NEW YORK – Two research teams used different sequencing-based approaches to uncover a repeat expansion within people with a rare progressive neurodegenerative disease.
A pair of papers that appeared today in Nature Genetics use different sequencing approaches to uncover repeat expansions within the genomes of individuals with neuronal intranuclear inclusion disease (NIID). The studies follow on the heels of another paper, published in the American Journal of Human Genetics last month, that also reported a repeat expansion as the cause of NIID.
NIID is a progressive neurodegenerative disease that presents with a range of symptoms, which has made it difficult to diagnose, but as cases are both sporadic and run in families, it is thought to have a genetic component.
One team publishing its study today relied on long-read sequencing, while the other used short-read sequencing to find expansions near the gene NOTCH2NLC. One team further uncovered repeat expansions in other rare diseases with similar manifestations, which suggested to them that repeat expansions could have a bigger role in human disease than is currently appreciated.
"Because the mutations causing the diseases are so similar, in the future, all these patients might benefit from the same treatment," Hiroyuki Ishiura, an assistant professor at University of Tokyo Hospital and first author of one of the papers, said in a statement.
In the first paper, researchers led by Gen Sobue, a professor of neurology at Nagoya University Graduate School of Medicine, sequenced the whole genomes of individuals from one family with and without NIID. Through linkage analysis, they tied two genomic regions — a 3.5 Mb region at 1p36.31– p36.22 and a 58.1 Mb region at 1p22.1–q21.3 — to the condition, but were unable to identify any pathogenic SNP or CNV there.
By long-read sequencing of 13 affected and four unaffected individuals from eight families, the researchers found all the affected individuals had a GGC repeat expansion in one of the regions identified through linkage analysis.
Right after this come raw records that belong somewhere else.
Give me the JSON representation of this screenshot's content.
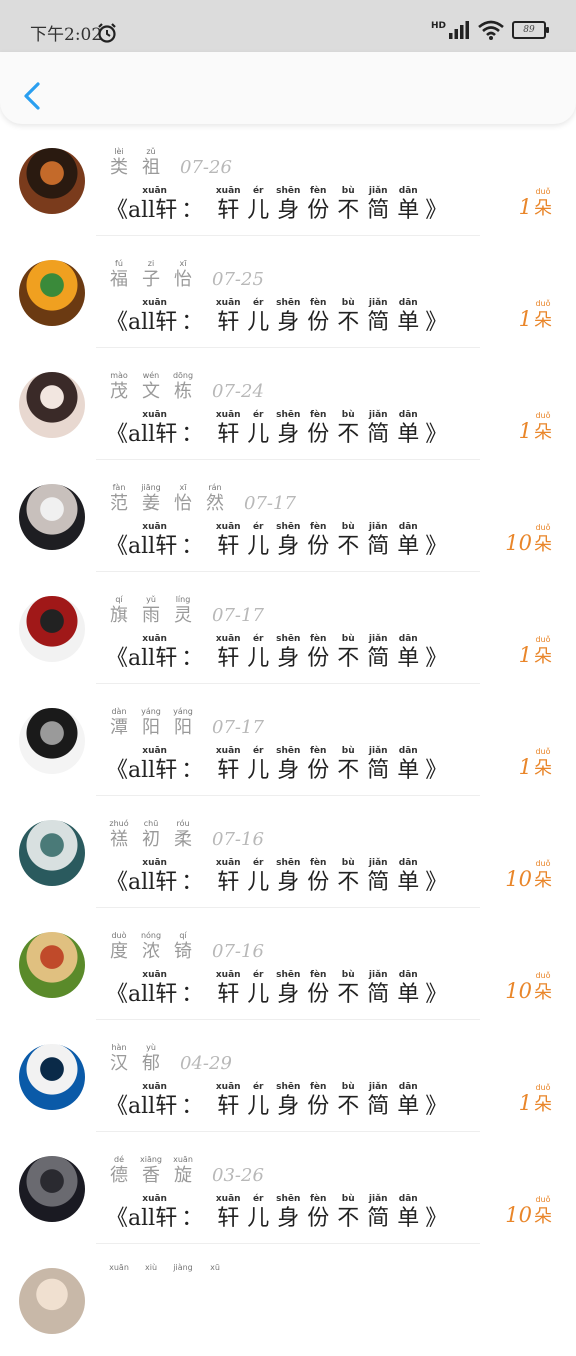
{
  "status_bar": {
    "time": "下午2:02",
    "hd": "HD",
    "battery": "89"
  },
  "header": {
    "back_icon": "chevron-left-icon"
  },
  "title": {
    "open": "《",
    "prefix": "all轩",
    "colon": "：",
    "close": "》",
    "chars": [
      {
        "py": "xuān",
        "hz": "轩"
      },
      {
        "py": "ér",
        "hz": "儿"
      },
      {
        "py": "shēn",
        "hz": "身"
      },
      {
        "py": "fèn",
        "hz": "份"
      },
      {
        "py": "bù",
        "hz": "不"
      },
      {
        "py": "jiǎn",
        "hz": "简"
      },
      {
        "py": "dān",
        "hz": "单"
      }
    ],
    "prefix_py": "xuān"
  },
  "unit": {
    "py": "duǒ",
    "hz": "朵"
  },
  "rows": [
    {
      "name": [
        {
          "py": "lèi",
          "hz": "类"
        },
        {
          "py": "zǔ",
          "hz": "祖"
        }
      ],
      "date": "07-26",
      "count": "1",
      "colors": [
        "#7a3b1c",
        "#2a1a10",
        "#c46a2a"
      ]
    },
    {
      "name": [
        {
          "py": "fú",
          "hz": "福"
        },
        {
          "py": "zi",
          "hz": "子"
        },
        {
          "py": "xī",
          "hz": "怡"
        }
      ],
      "date": "07-25",
      "count": "1",
      "colors": [
        "#6b3a12",
        "#f0a020",
        "#3a8a3a"
      ]
    },
    {
      "name": [
        {
          "py": "mào",
          "hz": "茂"
        },
        {
          "py": "wén",
          "hz": "文"
        },
        {
          "py": "dōng",
          "hz": "栋"
        }
      ],
      "date": "07-24",
      "count": "1",
      "colors": [
        "#e8d8d0",
        "#3a2a28",
        "#f2e6e0"
      ]
    },
    {
      "name": [
        {
          "py": "fàn",
          "hz": "范"
        },
        {
          "py": "jiāng",
          "hz": "姜"
        },
        {
          "py": "xī",
          "hz": "怡"
        },
        {
          "py": "rán",
          "hz": "然"
        }
      ],
      "date": "07-17",
      "count": "10",
      "colors": [
        "#1e1e22",
        "#c8c0bc",
        "#f0f0f0"
      ]
    },
    {
      "name": [
        {
          "py": "qí",
          "hz": "旗"
        },
        {
          "py": "yǔ",
          "hz": "雨"
        },
        {
          "py": "líng",
          "hz": "灵"
        }
      ],
      "date": "07-17",
      "count": "1",
      "colors": [
        "#f2f2f2",
        "#a01818",
        "#222222"
      ]
    },
    {
      "name": [
        {
          "py": "dàn",
          "hz": "潭"
        },
        {
          "py": "yáng",
          "hz": "阳"
        },
        {
          "py": "yáng",
          "hz": "阳"
        }
      ],
      "date": "07-17",
      "count": "1",
      "colors": [
        "#f4f4f4",
        "#1a1a1a",
        "#9a9a9a"
      ]
    },
    {
      "name": [
        {
          "py": "zhuó",
          "hz": "禚"
        },
        {
          "py": "chū",
          "hz": "初"
        },
        {
          "py": "róu",
          "hz": "柔"
        }
      ],
      "date": "07-16",
      "count": "10",
      "colors": [
        "#2a5a5e",
        "#d8e0e0",
        "#4a7a78"
      ]
    },
    {
      "name": [
        {
          "py": "duò",
          "hz": "度"
        },
        {
          "py": "nóng",
          "hz": "浓"
        },
        {
          "py": "qí",
          "hz": "锜"
        }
      ],
      "date": "07-16",
      "count": "10",
      "colors": [
        "#5a8a2a",
        "#e0c080",
        "#c04a2a"
      ]
    },
    {
      "name": [
        {
          "py": "hàn",
          "hz": "汉"
        },
        {
          "py": "yù",
          "hz": "郁"
        }
      ],
      "date": "04-29",
      "count": "1",
      "colors": [
        "#0a5aa8",
        "#f2f2f2",
        "#0a2a48"
      ]
    },
    {
      "name": [
        {
          "py": "dé",
          "hz": "德"
        },
        {
          "py": "xiāng",
          "hz": "香"
        },
        {
          "py": "xuān",
          "hz": "旋"
        }
      ],
      "date": "03-26",
      "count": "10",
      "colors": [
        "#1a1a22",
        "#6a6a70",
        "#2a2a30"
      ]
    }
  ],
  "partial_row": {
    "name": [
      {
        "py": "xuān",
        "hz": ""
      },
      {
        "py": "xiù",
        "hz": ""
      },
      {
        "py": "jiàng",
        "hz": ""
      },
      {
        "py": "xū",
        "hz": ""
      }
    ]
  }
}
This expansion fell near the 5' UTR of the NOTCH2NLC gene, one of the three human-specific NOTCH2-related genes that is highly expressed in radial glial populations. This expansion, they noted, was not present in unaffected family members or other controls by long-read sequencing.
Additionally, using repeat-primed PCR (RP-PCR), they reported that in nine unrelated families, the expansion was present in all affected family members, but not in 496 of the 497 controls. All 40 sporadic cases they examined also carried the expansion.
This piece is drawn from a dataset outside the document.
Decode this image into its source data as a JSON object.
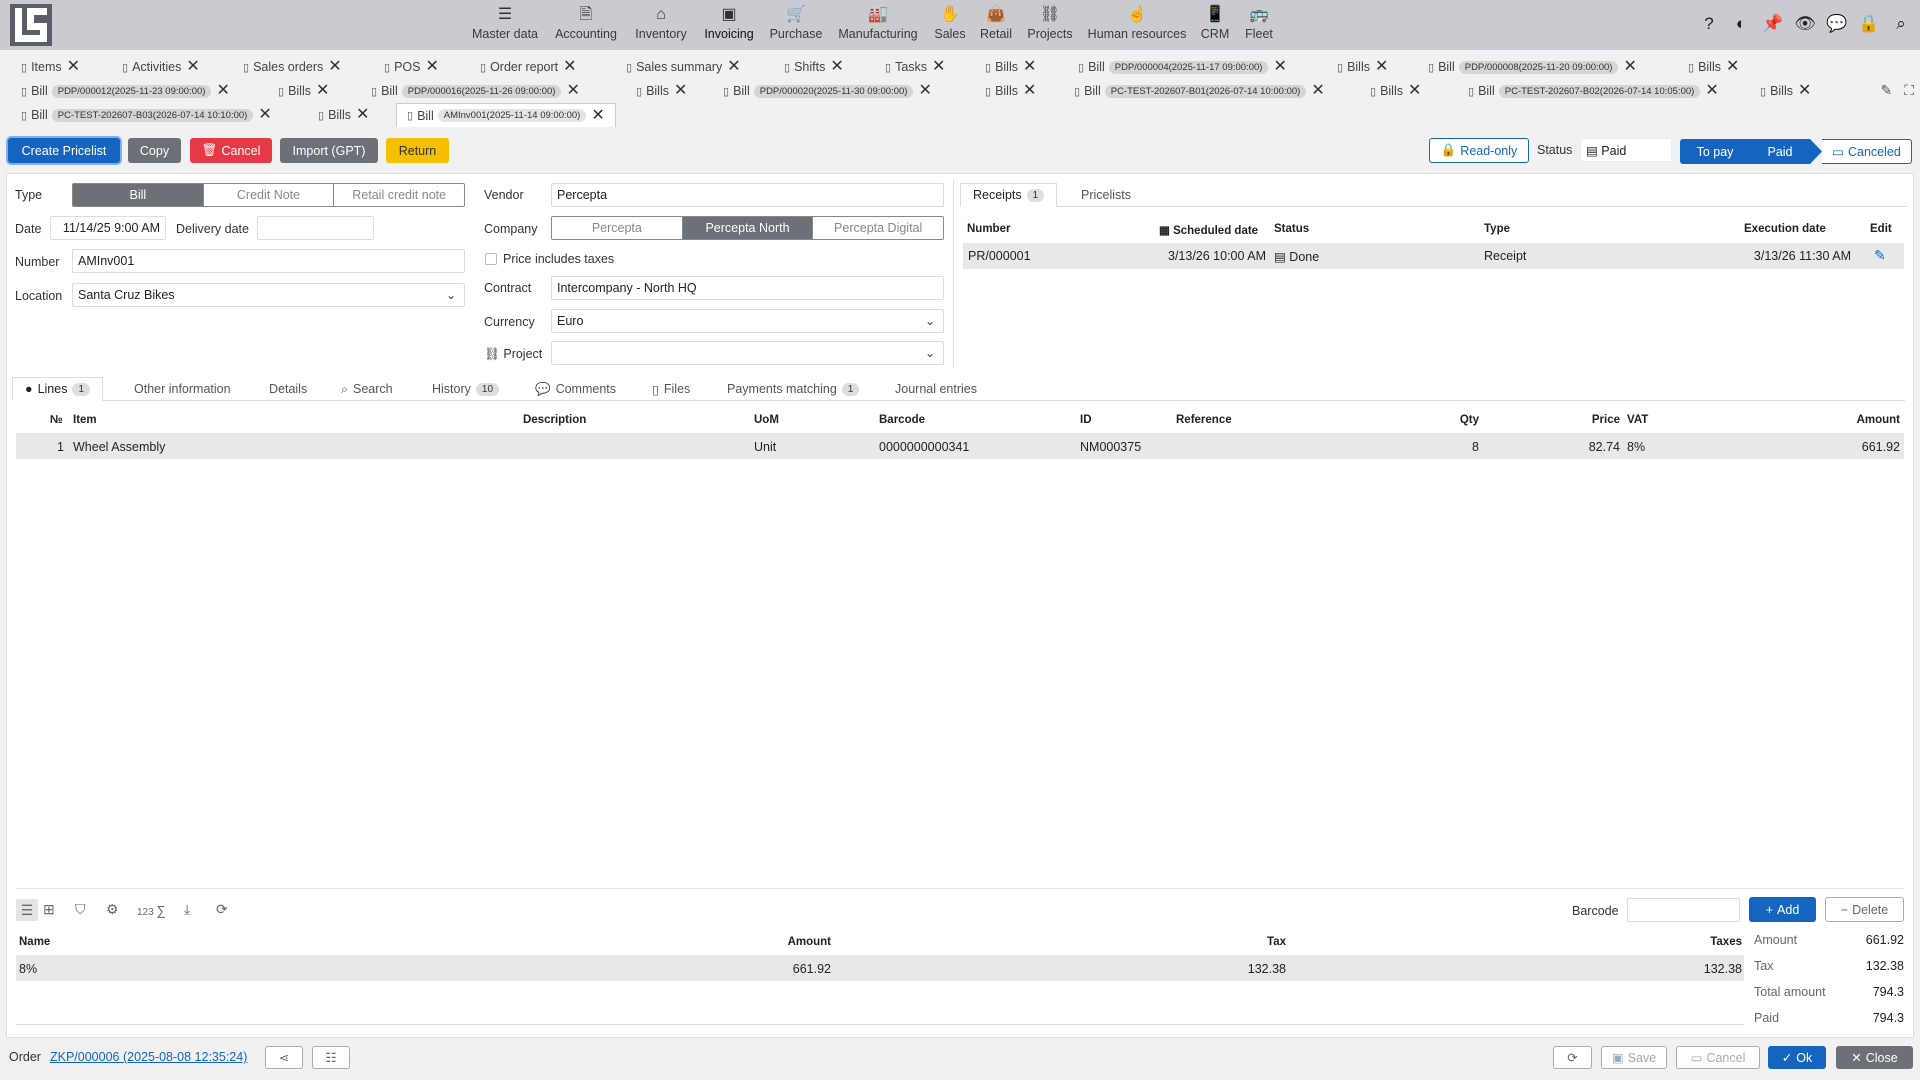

In the other paper, Tokyo's Ishiura and his colleagues likewise examined tandem repeats in patients with familial NIID, sporadic NIID, and controls. Rather than using the linkage analysis and long-read sequencing approach of the other group, Ishiura and his colleagues relied on a short-read approach in combination with the tool TRhist that generates histograms of short reads that contain tandem repeats.
Using this approach, they analyzed the genomes of four affected individuals from four different families to uncover short reads harboring CGG repeats, which they noted were only found in the patients. They too traced this repeat expansion to the 5' UTR of NOTCH2NLC and confirmed its presence in NIID patients and absence in controls through RP-PCR and Southern blotting.
Ishiura and his colleagues also applied this same approach to look for repeat expansions in other, related diseases: oculopharyngeal myopathy with leukoencephalopathy (OPML), oculopharyngodistal myopathy (OPDM), and oculopharyngeal muscular dystrophy (OPMD).
In OPML, they uncovered a CGG repeat expansion in a noncoding region of LOC642361/NUTM2B-AS1, which encodes a lncRNA. Then in OPDM, they found a CGG repeat expansion in the 5' UTR of LRP12, which encodes low-density lipoprotein-related protein 12. Lastly, in OPMD, they identified a GCG repeat expansion in PABPN1 coding region.
These findings, Ishiura and his colleagues noted, suggest repeat expansions might be important in other neurological diseases and that as many of the repeats are similar, a single treatment could possibly target multiple diseases.